Colaboração como diferenciação

A Era industrial trouxe consigo alguns marcos importantes no modo de agir das organizações e colaboradores.

Na década de 1920 emergiu a produção em massa, passando pela eficiência nos meados de 1950, foco na qualidade entre as décadas de 1970 e 90 e, a partir de 1990, o foco era a competitividade.

Com a quantidade de ofertas de empresas em detrimento de uma demanda não condizente, a principal característica dessa época era a busca pela sobrevivência em uma economia cada vez mais globalizada. Este cenário fez com que a concentração dos esforços do negócio fosse em um business específico e com mais chances competitivas, também acarretando em um clima organizacional com foco em excelência e resultados, gerando um ambiente predatório.

Já vimos que este ambiente é o berço para o nascimento da fadiga mental e física (o famoso burnout), e que se não pensarmos em como mudar essa forma de trabalho, acabaremos doentes e sem condições de performar para se alcançar o tão esperado resultado. Começamos a perder toda a nossa real essência de cuidado pois o foco é na objetividade e a frase mais usada é time is money.
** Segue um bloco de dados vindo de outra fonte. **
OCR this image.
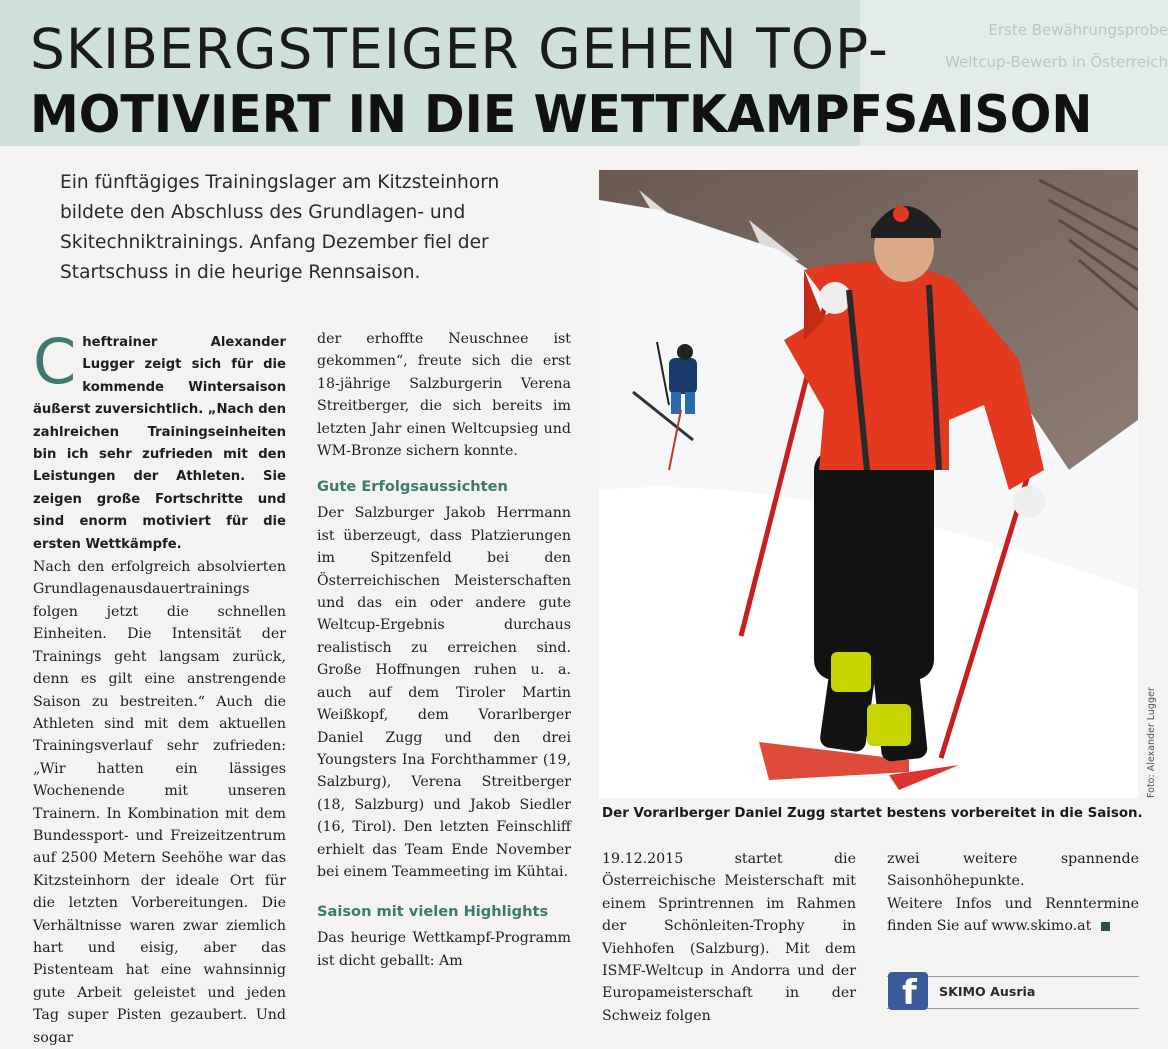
Erste Bewährungsprobe
Weltcup-Bewerb in Österreich
SKIBERGSTEIGER GEHEN TOP-
MOTIVIERT IN DIE WETTKAMPFSAISON
Ein fünftägiges Trainingslager am Kitzsteinhorn bildete den Abschluss des Grundlagen- und Skitechniktrainings. Anfang Dezember fiel der Startschuss in die heurige Rennsaison.
C heftrainer Alexander Lugger zeigt sich für die kommende Wintersaison äußerst zuversichtlich. „Nach den zahlreichen Trainingseinheiten bin ich sehr zufrieden mit den Leistungen der Athleten. Sie zeigen große Fortschritte und sind enorm motiviert für die ersten Wettkämpfe.

Nach den erfolgreich absolvierten Grundlagenausdauertrainings folgen jetzt die schnellen Einheiten. Die Intensität der Trainings geht langsam zurück, denn es gilt eine anstrengende Saison zu bestreiten.“ Auch die Athleten sind mit dem aktuellen Trainingsverlauf sehr zufrieden: „Wir hatten ein lässiges Wochenende mit unseren Trainern. In Kombination mit dem Bundessport- und Freizeitzentrum auf 2500 Metern Seehöhe war das Kitzsteinhorn der ideale Ort für die letzten Vorbereitungen. Die Verhältnisse waren zwar ziemlich hart und eisig, aber das Pistenteam hat eine wahnsinnig gute Arbeit geleistet und jeden Tag super Pisten gezaubert. Und sogar

der erhoffte Neuschnee ist gekommen“, freute sich die erst 18-jährige Salzburgerin Verena Streitberger, die sich bereits im letzten Jahr einen Weltcupsieg und WM-Bronze sichern konnte.

Gute Erfolgsaussichten

Der Salzburger Jakob Herrmann ist überzeugt, dass Platzierungen im Spitzenfeld bei den Österreichischen Meisterschaften und das ein oder andere gute Weltcup-Ergebnis durchaus realistisch zu erreichen sind. Große Hoffnungen ruhen u. a. auch auf dem Tiroler Martin Weißkopf, dem Vorarlberger Daniel Zugg und den drei Youngsters Ina Forchthammer (19, Salzburg), Verena Streitberger (18, Salzburg) und Jakob Siedler (16, Tirol). Den letzten Feinschliff erhielt das Team Ende November bei einem Teammeeting im Kühtai.

Saison mit vielen Highlights

Das heurige Wettkampf-Programm ist dicht geballt: Am

Der Vorarlberger Daniel Zugg startet bestens vorbereitet in die Saison.
Foto: Alexander Lugger

19.12.2015 startet die Österreichische Meisterschaft mit einem Sprintrennen im Rahmen der Schönleiten-Trophy in Viehhofen (Salzburg). Mit dem ISMF-Weltcup in Andorra und der Europameisterschaft in der Schweiz folgen

zwei weitere spannende Saisonhöhepunkte.

Weitere Infos und Renntermine finden Sie auf www.skimo.at

f SKIMO Ausria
Não vou discordar que tempo é valioso, afinal de contas, tempo é o recurso mais escasso que existe – já que não pode ser armazenado. Porém, o que precisamos é usá-lo da melhor maneira possível, sabendo o que realmente queremos e focando energia para aquilo em específico.

Estamos entrando na Era do capital humano ou do conhecimento, como você achar melhor nomear. Nesse período a sobrevivência se dará através do capital físico/humano da empresa, ou seja, das pessoas as quais trabalham nela!

Como já dizia o ditado, “sozinho vai-se mais rápido, porém, juntos se vai mais longe”, é o que estamos vendo acontecer! Saímos da Era da competitividade, com o rápido avanço de tecnologias e acesso à globalização e chegamos à Era na qual precisamos entender que apenas através das parcerias e boas relações que conseguiremos inovar e conseguir sobreviver neste mercado cada vez mais competitivo. É preciso mudar o mindset e aprender que a comunicação e a forma de tratar o outro são fundamentais! Com isso ressurge a colaboração como um diferencial – o entendimento de que em todas as relações é necessário uma parceria honesta e ética na qual as negociações têm um perfil ganha-ganha, o que é bom para ambos os lados, sem nenhum resquício de exploração.